BBQ Duck Appetizers ala Ndyw

Ingredients
Ducks
Bacon
Barbecue Sauce

Directions
Use duck breasts, skinned and each half cut into thirds. Cut into halves if ducks are small. Legs may also be used. Wrap each piece of duck liberally with bacon and secure tightly with wooden picks. Place over coals and grill approximately 1 hour. Baste frequently with any kind of barbecue sauce. Figure at least 1/2 large duck per person.This recipe is also good for dove breasts.

That's it, BBQ Duck Appetizers Ala Ndyw

Friday, January 8, 2010

BBQ Chicken Ala Ndyw

Ingredients
3 whole chickens (cut in halves)
1/2 cup Italian salad dressing
1/4 cup oil
5 tablespoons vinegar
2 tablespoons Worcestershire sauce
1 tablespoon salt
1 teaspoon pepper
2 tablespoons lemon juice
4 tablespoons butter

Directions
Marinate chicken halves for 2 hours in above ingredients. Place on smoker; put drained liquid in bottom of pan. Hickory chips or crab apple sticks may be added to coals. Cook for 5 hours.

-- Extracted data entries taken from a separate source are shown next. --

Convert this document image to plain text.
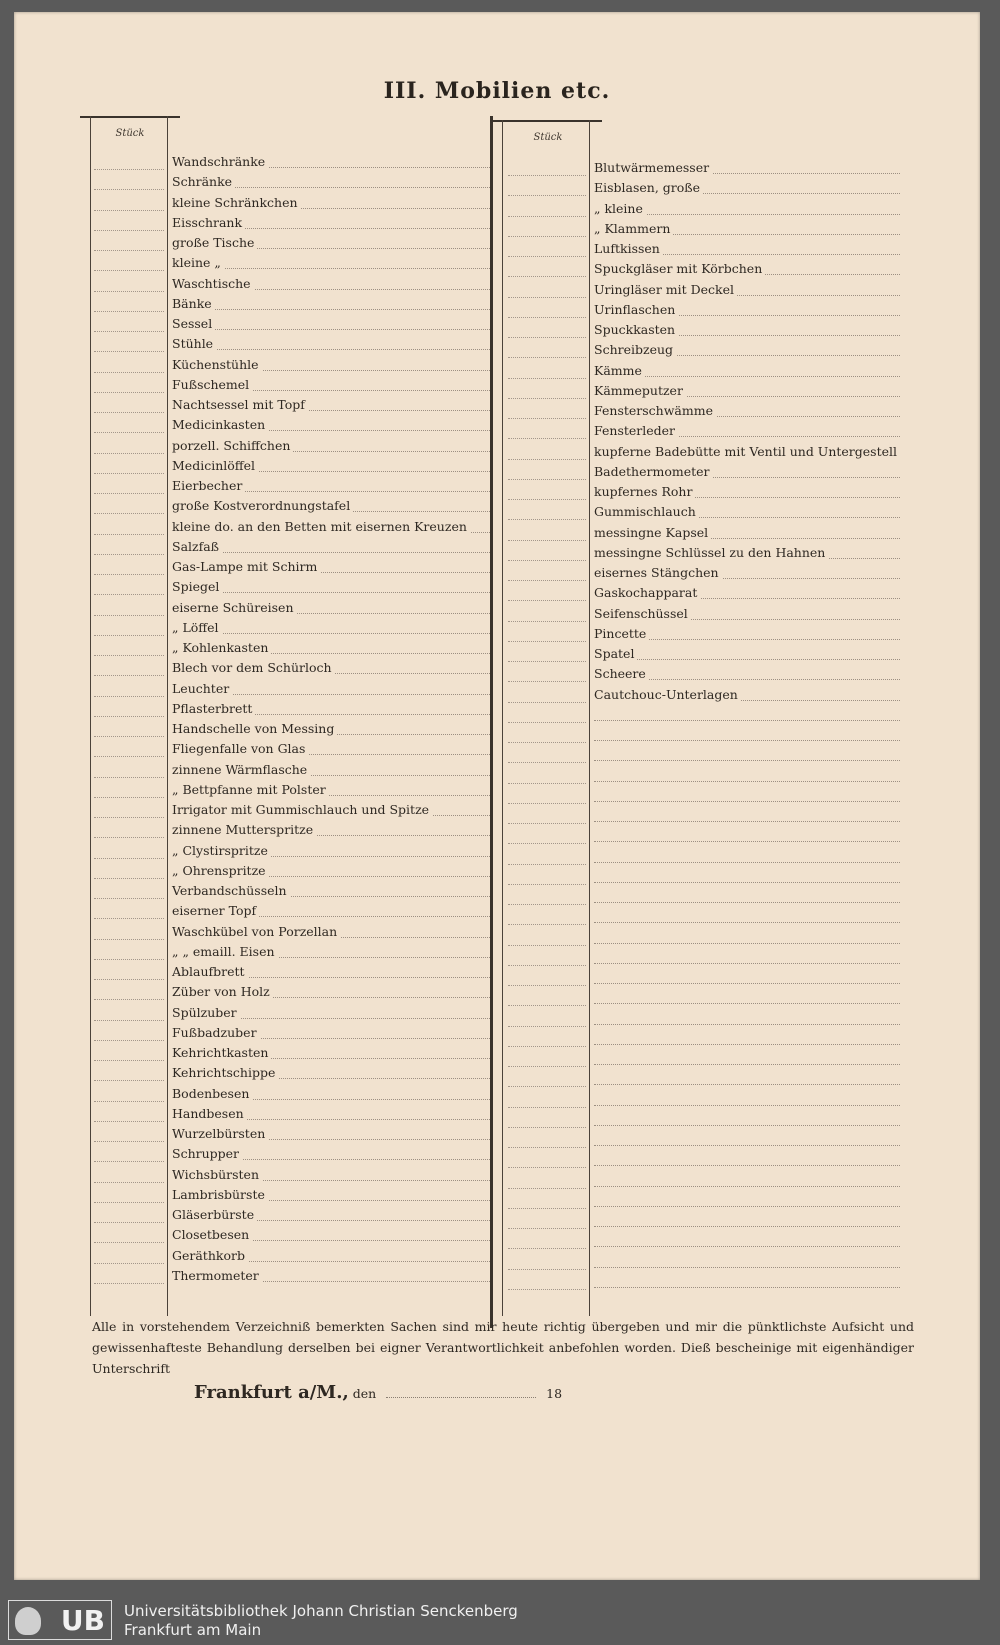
III. Mobilien etc.
Stück
Wandschränke
Schränke
kleine Schränkchen
Eisschrank
große Tische
kleine „
Waschtische
Bänke
Sessel
Stühle
Küchenstühle
Fußschemel
Nachtsessel mit Topf
Medicinkasten
porzell. Schiffchen
Medicinlöffel
Eierbecher
große Kostverordnungstafel
kleine do. an den Betten mit eisernen Kreuzen
Salzfaß
Gas-Lampe mit Schirm
Spiegel
eiserne Schüreisen
„ Löffel
„ Kohlenkasten
Blech vor dem Schürloch
Leuchter
Pflasterbrett
Handschelle von Messing
Fliegenfalle von Glas
zinnene Wärmflasche
„ Bettpfanne mit Polster
Irrigator mit Gummischlauch und Spitze
zinnene Mutterspritze
„ Clystirspritze
„ Ohrenspritze
Verbandschüsseln
eiserner Topf
Waschkübel von Porzellan
„ „ emaill. Eisen
Ablaufbrett
Züber von Holz
Spülzuber
Fußbadzuber
Kehrichtkasten
Kehrichtschippe
Bodenbesen
Handbesen
Wurzelbürsten
Schrupper
Wichsbürsten
Lambrisbürste
Gläserbürste
Closetbesen
Geräthkorb
Thermometer
Stück
Blutwärmemesser
Eisblasen, große
„ kleine
„ Klammern
Luftkissen
Spuckgläser mit Körbchen
Uringläser mit Deckel
Urinflaschen
Spuckkasten
Schreibzeug
Kämme
Kämmeputzer
Fensterschwämme
Fensterleder
kupferne Badebütte mit Ventil und Untergestell
Badethermometer
kupfernes Rohr
Gummischlauch
messingne Kapsel
messingne Schlüssel zu den Hahnen
eisernes Stängchen
Gaskochapparat
Seifenschüssel
Pincette
Spatel
Scheere
Cautchouc-Unterlagen
Alle in vorstehendem Verzeichniß bemerkten Sachen sind mir heute richtig übergeben und mir die pünktlichste Aufsicht und gewissenhafteste Behandlung derselben bei eigner Verantwortlichkeit anbefohlen worden. Dieß bescheinige mit eigenhändiger Unterschrift
Frankfurt a/M., den	18
UB	Universitätsbibliothek Johann Christian Senckenberg
Frankfurt am Main
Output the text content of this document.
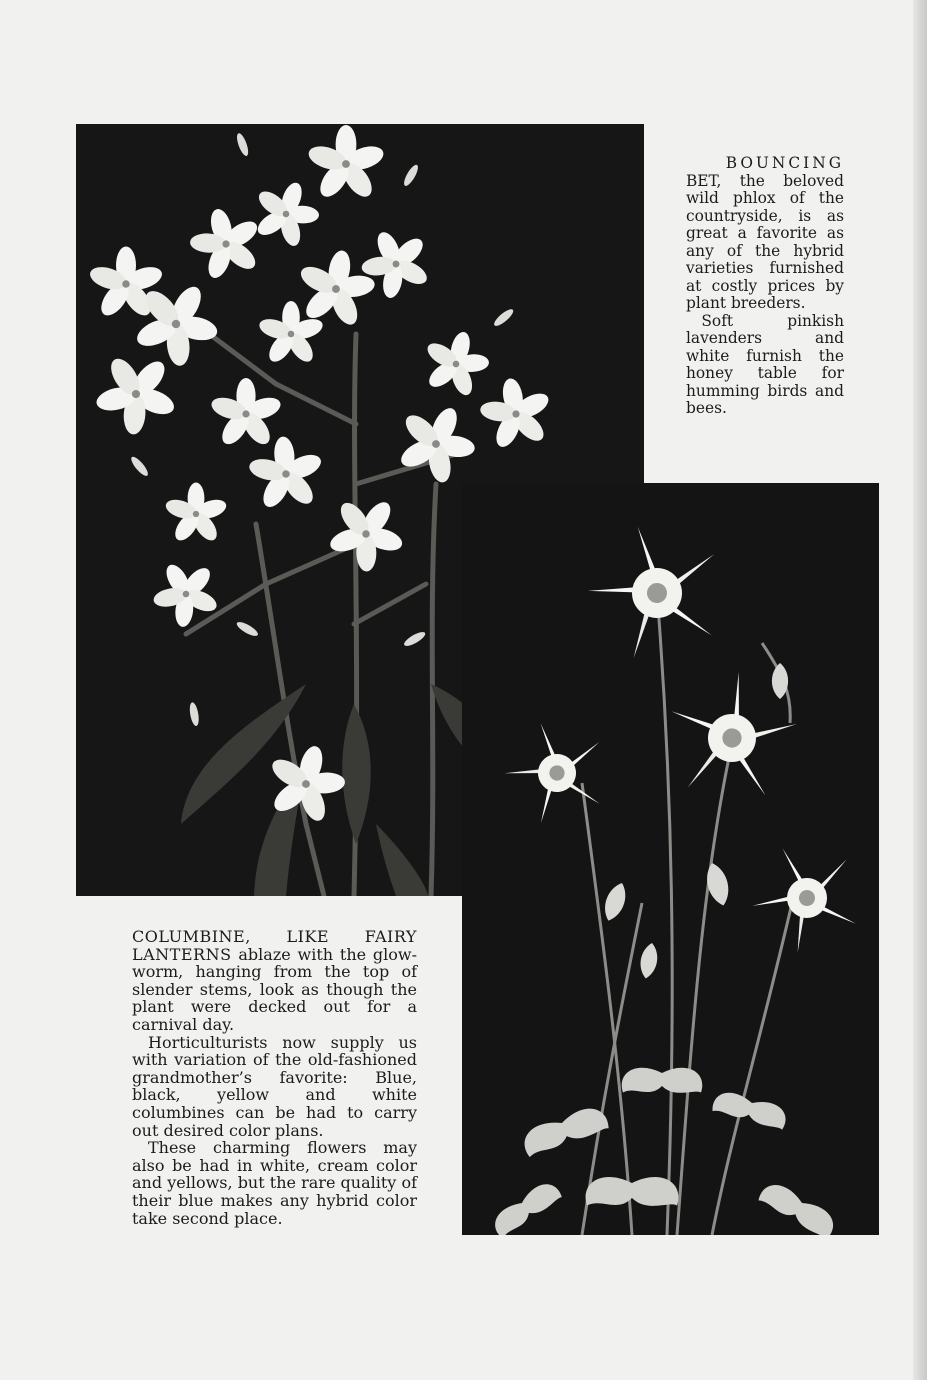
BOUNCING

BET, the beloved wild phlox of the countryside, is as great a favorite as any of the hybrid varieties furnished at costly prices by plant breeders.

Soft pinkish lavenders and white furnish the honey table for humming birds and bees.

COLUMBINE, LIKE FAIRY LANTERNS ablaze with the glow-worm, hanging from the top of slender stems, look as though the plant were decked out for a carnival day.

Horticulturists now supply us with variation of the old-fashioned grandmother’s favorite: Blue, black, yellow and white columbines can be had to carry out desired color plans.

These charming flowers may also be had in white, cream color and yellows, but the rare quality of their blue makes any hybrid color take second place.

That's it, BBQ Chicken Ala Ndyw

Tuesday, January 5, 2010

Simple Chicken Curry Ala Ndyw

Ingredients
4 to 6 boneless, skinless chicken breasts
2 large onions, coarsely chopped
2 cloves garlic
2 tablespoons butter
2 (14 1/2 ounce) cans whole tomatoes
1 teaspoon cinnamon
2 tablespoons curry powder
1/2 cup raisins

Directions
Brown chicken, garlic and onions in butter. Transfer to crockpot with remaining ingredients. Cook on LOW for 6 to 8 hours.

Serve over rice.
That's it, Simple Chicken Curry Ala Ndyw

Sunday, January 3, 2010

Almond Cheese Cream Ala Ndyw

Ingredients
3 ounces cream cheese, softened
1/2 teaspoon almond extract
6 to 7 dozen whole almonds
3 cups confectioners' sugar, divided
Candy paper cups

Directions
Mix together cream cheese and almond extract. Gradually add 2 to 2 1/2 cups confectioners' sugar. Knead until no longer sticky. Shape into 3/4-inch thick balls. Roll in confectioners' sugar. Flatten balls by pressing an almond into the center. Set in candy paper cups. Let dry at room temperature. Store loosely covered in the refrigerator.

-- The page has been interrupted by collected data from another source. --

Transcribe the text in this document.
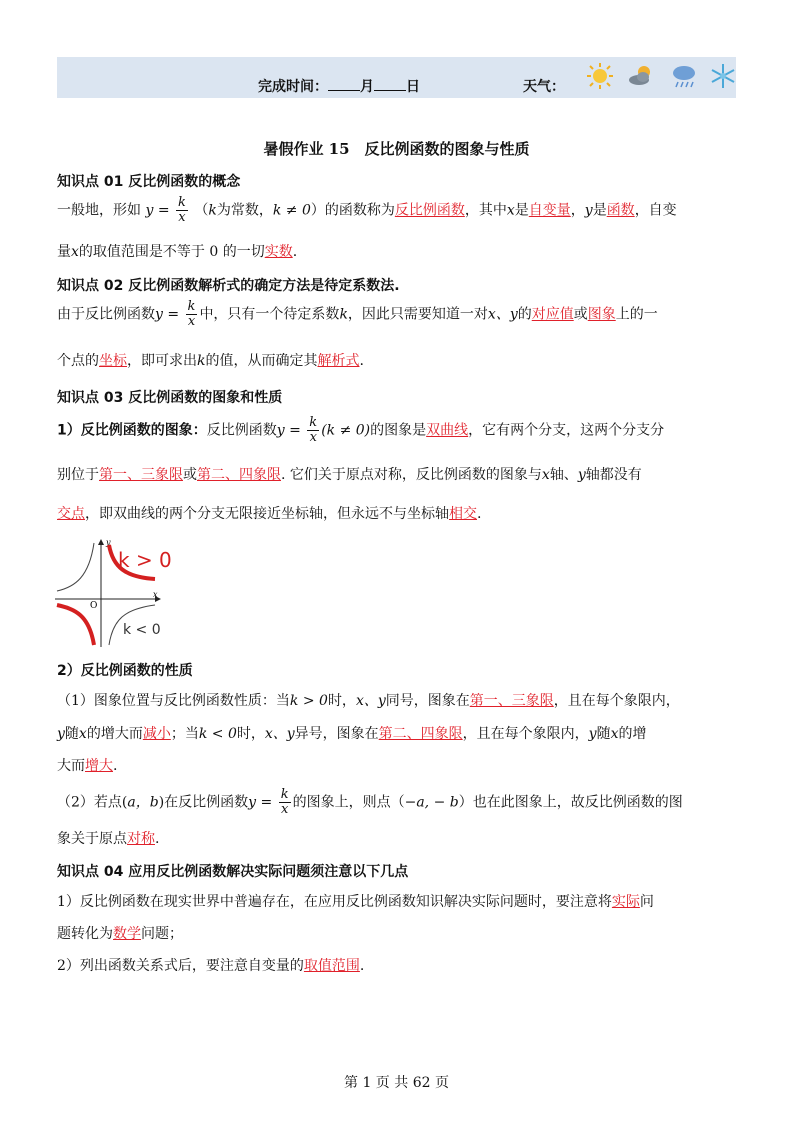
完成时间： 月 日	天气：
暑假作业 15　反比例函数的图象与性质
知识点 01 反比例函数的概念
一般地，形如 $y = \frac{k}{x} (k$为常数，k ≠ 0）的函数称为反比例函数，其中x是自变量，y是函数，自变
量x的取值范围是不等于 0 的一切实数.
知识点 02 反比例函数解析式的确定方法是待定系数法.
由于反比例函数$y = \frac{k}{x}$ 中，只有一个待定系数k，因此只需要知道一对x、y的对应值或图象上的一
个点的坐标，即可求出k的值，从而确定其解析式.
知识点 03 反比例函数的图象和性质
1）反比例函数的图象：反比例函数$y = \frac{k}{x} (k \ne 0)$的图象是双曲线，它有两个分支，这两个分支分
别位于第一、三象限或第二、四象限. 它们关于原点对称，反比例函数的图象与x轴、y轴都没有
交点，即双曲线的两个分支无限接近坐标轴，但永远不与坐标轴相交.
y
x
O
k > 0
k < 0
2）反比例函数的性质
（1）图象位置与反比例函数性质：当k > 0时，x、y同号，图象在第一、三象限，且在每个象限内，
y随x的增大而减小；当k < 0时，x、y异号，图象在第二、四象限，且在每个象限内，y随x的增
大而增大.
（2）若点(a，b)在反比例函数$y = \frac{k}{x}$ 的图象上，则点（−a, − b）也在此图象上，故反比例函数的图
象关于原点对称.
知识点 04 应用反比例函数解决实际问题须注意以下几点
1）反比例函数在现实世界中普遍存在，在应用反比例函数知识解决实际问题时，要注意将实际问
题转化为数学问题；
2）列出函数关系式后，要注意自变量的取值范围.
第 1 页 共 62 页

That's it, Almond Cheese Cream Ala Ndyw

Saturday, January 2, 2010

Spinach Salad Ala Ndyw

Ingredients

10 ounces pre-washed baby spinach
2 slices bacon, finely chopped
3 ounces Canadian bacon, finely chopped
2 teaspoons olive oil
1/2 red onion, sliced (about 1 cup)
1 pound button mushrooms, coarsely chopped
1 cup apple cider
2 tablespoons apple cider vinegar
1 teaspoon Dijon mustard
Salt and pepper

Directions

Place spinach into a large bowl. Cook bacon in a large skillet over medium heat for about 4 minutes, or until it is just crispy. Add Canadian bacon to the skillet and cook for 2 more minutes, stirring frequently. Remove meat from pan and place on a plate lined with paper towels. Drain any remaining fat from the skillet. Add olive oil and onions to the skillet and cook for about 2 minutes, or until onions soften slightly. Add mushrooms to the pan and cook, stirring frequently, for 2 more minutes. Put onions and mushrooms on top of the spinach. Add apple cider and vinegar to the skillet and turn the heat up to medium-high. Stir to scrape up any bits that are stuck to the bottom of the pan and cook for 8 to 10 minutes or until cider is reduced to about 1/2 cup. Whisk in mustard, salt and pepper, to taste. Pour warm cider dressing over the mushrooms and spinach and toss until the vegetables are well coated. Sprinkle the bacon on top and serve.